Germany's Chancellor Merkel arrives at the European Union summit in Brussels
Germany's Chancellor Angela Merkel arrives at a European Union summit in Brussels. REUTERS

German Chancellor Angela Merkel is seeking to speed up reform of the European Union treaty, and she wants all 27 European Union member states to give their approval by the end of next year, government sources said Sunday.

Merkel won a victory last month in getting the EU to consider amending the Lisbon treaty, which took more than eight years to negotiate, arguing it was necessary if the bloc was to set up a permanent system for handling financial crises.

Herman Van Rompuy, president of the European Council, is due to report back in December on how limited treaty change proposals might be carried out. The initial aim was to get the amendments ratified by all member states by mid-2013.

Now Germany wants concrete proposals to be ready at the latest by next spring, so that a so-called government convention can be agreed.

The government is pushing for a limited amendment to the treaty to allow greater influence over states that bust budget rules and agreed obligations on stability and consolidation, a source told Reuters. This should be done and dusted by the end of 2012.

Many of the EU's member states are opposed to altering a charter that they struggled to ratify in the first place, as they fear difficult referendums on further change.

Some states also believe more stringent action can be taken against profligate Eurozone members without changing the charter.

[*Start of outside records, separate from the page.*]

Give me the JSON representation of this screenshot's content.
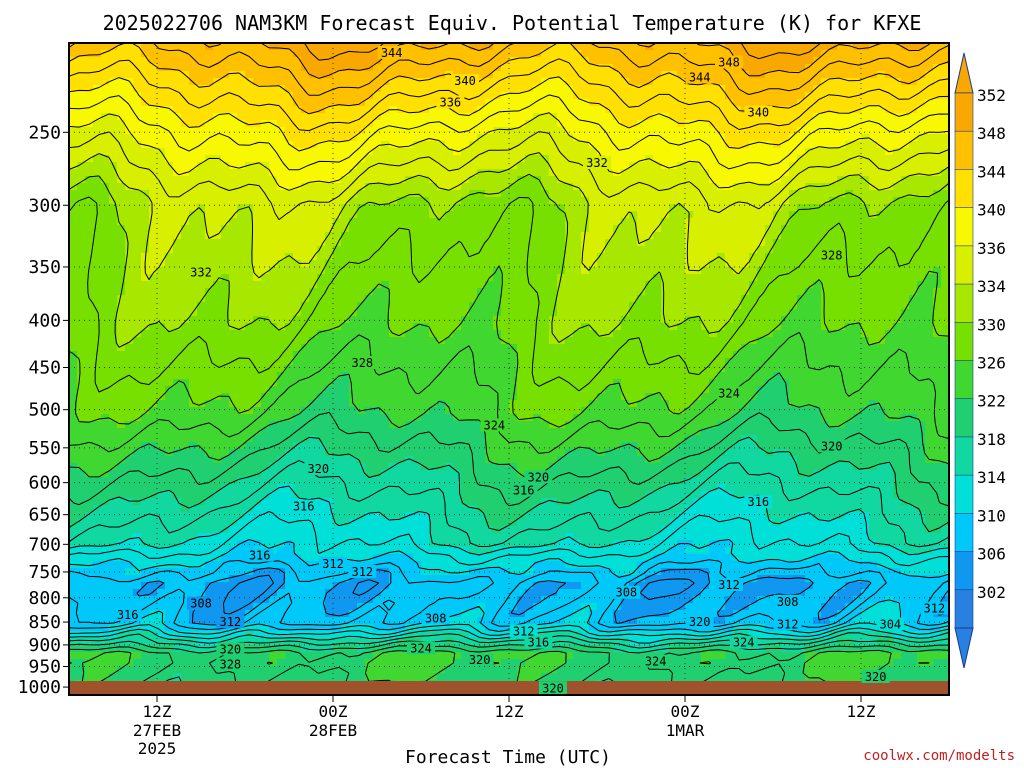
{
  "title": "2025022706 NAM3KM Forecast Equiv. Potential Temperature (K) for KFXE",
  "watermark": "coolwx.com/modelts",
  "chart_data": {
    "type": "heatmap",
    "title": "2025022706 NAM3KM Forecast Equiv. Potential Temperature (K) for KFXE",
    "xlabel": "Forecast Time (UTC)",
    "ylabel": "",
    "y_scale": "log-pressure (inverted)",
    "y_ticks": [
      250,
      300,
      350,
      400,
      450,
      500,
      550,
      600,
      650,
      700,
      750,
      800,
      850,
      900,
      950,
      1000
    ],
    "x_ticks": [
      {
        "label": "12Z",
        "sub1": "27FEB",
        "sub2": "2025"
      },
      {
        "label": "00Z",
        "sub1": "28FEB",
        "sub2": ""
      },
      {
        "label": "12Z",
        "sub1": "",
        "sub2": ""
      },
      {
        "label": "00Z",
        "sub1": "1MAR",
        "sub2": ""
      },
      {
        "label": "12Z",
        "sub1": "",
        "sub2": ""
      }
    ],
    "x_tick_hours": [
      6,
      18,
      30,
      42,
      54
    ],
    "x_range_hours": [
      0,
      60
    ],
    "y_range_hpa": [
      200,
      1020
    ],
    "grid": true,
    "colorbar": {
      "labels": [
        352,
        348,
        344,
        340,
        336,
        334,
        330,
        326,
        322,
        318,
        314,
        310,
        306,
        302
      ],
      "colors": [
        "#f8a800",
        "#ffc000",
        "#ffe000",
        "#f8f800",
        "#d8f000",
        "#a8e800",
        "#78e000",
        "#40d830",
        "#20d070",
        "#10d8a0",
        "#00e0d8",
        "#00c8f8",
        "#1098f0",
        "#2880e0"
      ]
    },
    "profile_points": [
      {
        "p": 200,
        "theta": 350
      },
      {
        "p": 250,
        "theta": 340
      },
      {
        "p": 300,
        "theta": 333
      },
      {
        "p": 400,
        "theta": 330
      },
      {
        "p": 500,
        "theta": 326
      },
      {
        "p": 600,
        "theta": 320
      },
      {
        "p": 700,
        "theta": 315
      },
      {
        "p": 775,
        "theta": 308
      },
      {
        "p": 850,
        "theta": 310
      },
      {
        "p": 925,
        "theta": 324
      },
      {
        "p": 1000,
        "theta": 322
      }
    ],
    "contour_labels": [
      {
        "text": "344",
        "h": 22,
        "p": 205
      },
      {
        "text": "348",
        "h": 45,
        "p": 210
      },
      {
        "text": "340",
        "h": 27,
        "p": 220
      },
      {
        "text": "344",
        "h": 43,
        "p": 218
      },
      {
        "text": "336",
        "h": 26,
        "p": 232
      },
      {
        "text": "340",
        "h": 47,
        "p": 238
      },
      {
        "text": "332",
        "h": 36,
        "p": 270
      },
      {
        "text": "328",
        "h": 52,
        "p": 340
      },
      {
        "text": "332",
        "h": 9,
        "p": 355
      },
      {
        "text": "328",
        "h": 20,
        "p": 445
      },
      {
        "text": "324",
        "h": 45,
        "p": 480
      },
      {
        "text": "324",
        "h": 29,
        "p": 520
      },
      {
        "text": "320",
        "h": 52,
        "p": 548
      },
      {
        "text": "320",
        "h": 17,
        "p": 580
      },
      {
        "text": "320",
        "h": 32,
        "p": 592
      },
      {
        "text": "316",
        "h": 31,
        "p": 612
      },
      {
        "text": "316",
        "h": 16,
        "p": 637
      },
      {
        "text": "316",
        "h": 47,
        "p": 630
      },
      {
        "text": "316",
        "h": 13,
        "p": 720
      },
      {
        "text": "312",
        "h": 18,
        "p": 735
      },
      {
        "text": "312",
        "h": 20,
        "p": 750
      },
      {
        "text": "312",
        "h": 45,
        "p": 775
      },
      {
        "text": "308",
        "h": 38,
        "p": 790
      },
      {
        "text": "308",
        "h": 49,
        "p": 808
      },
      {
        "text": "308",
        "h": 9,
        "p": 812
      },
      {
        "text": "308",
        "h": 25,
        "p": 842
      },
      {
        "text": "316",
        "h": 4,
        "p": 835
      },
      {
        "text": "312",
        "h": 11,
        "p": 850
      },
      {
        "text": "320",
        "h": 43,
        "p": 850
      },
      {
        "text": "312",
        "h": 49,
        "p": 855
      },
      {
        "text": "304",
        "h": 56,
        "p": 855
      },
      {
        "text": "312",
        "h": 59,
        "p": 822
      },
      {
        "text": "312",
        "h": 31,
        "p": 870
      },
      {
        "text": "316",
        "h": 32,
        "p": 895
      },
      {
        "text": "324",
        "h": 24,
        "p": 908
      },
      {
        "text": "324",
        "h": 46,
        "p": 895
      },
      {
        "text": "320",
        "h": 11,
        "p": 910
      },
      {
        "text": "320",
        "h": 28,
        "p": 935
      },
      {
        "text": "324",
        "h": 40,
        "p": 938
      },
      {
        "text": "328",
        "h": 11,
        "p": 945
      },
      {
        "text": "320",
        "h": 55,
        "p": 975
      },
      {
        "text": "320",
        "h": 33,
        "p": 1003
      }
    ]
  }
}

Merkel has suggested she would like to see the EU have the right to interfere in national budgets in extreme cases where Eurozone stability is put at risk. But Germany has stopped short of that in its proposals and asks rather for sanctions for those that breach deficit rules to be written into the treaty.

This would involve the right to challenge states at the European Court, to have their budgets declared void, without meddling further in the details.

Under the German proposals, the EU commission would also play a stronger role in monitoring budgets.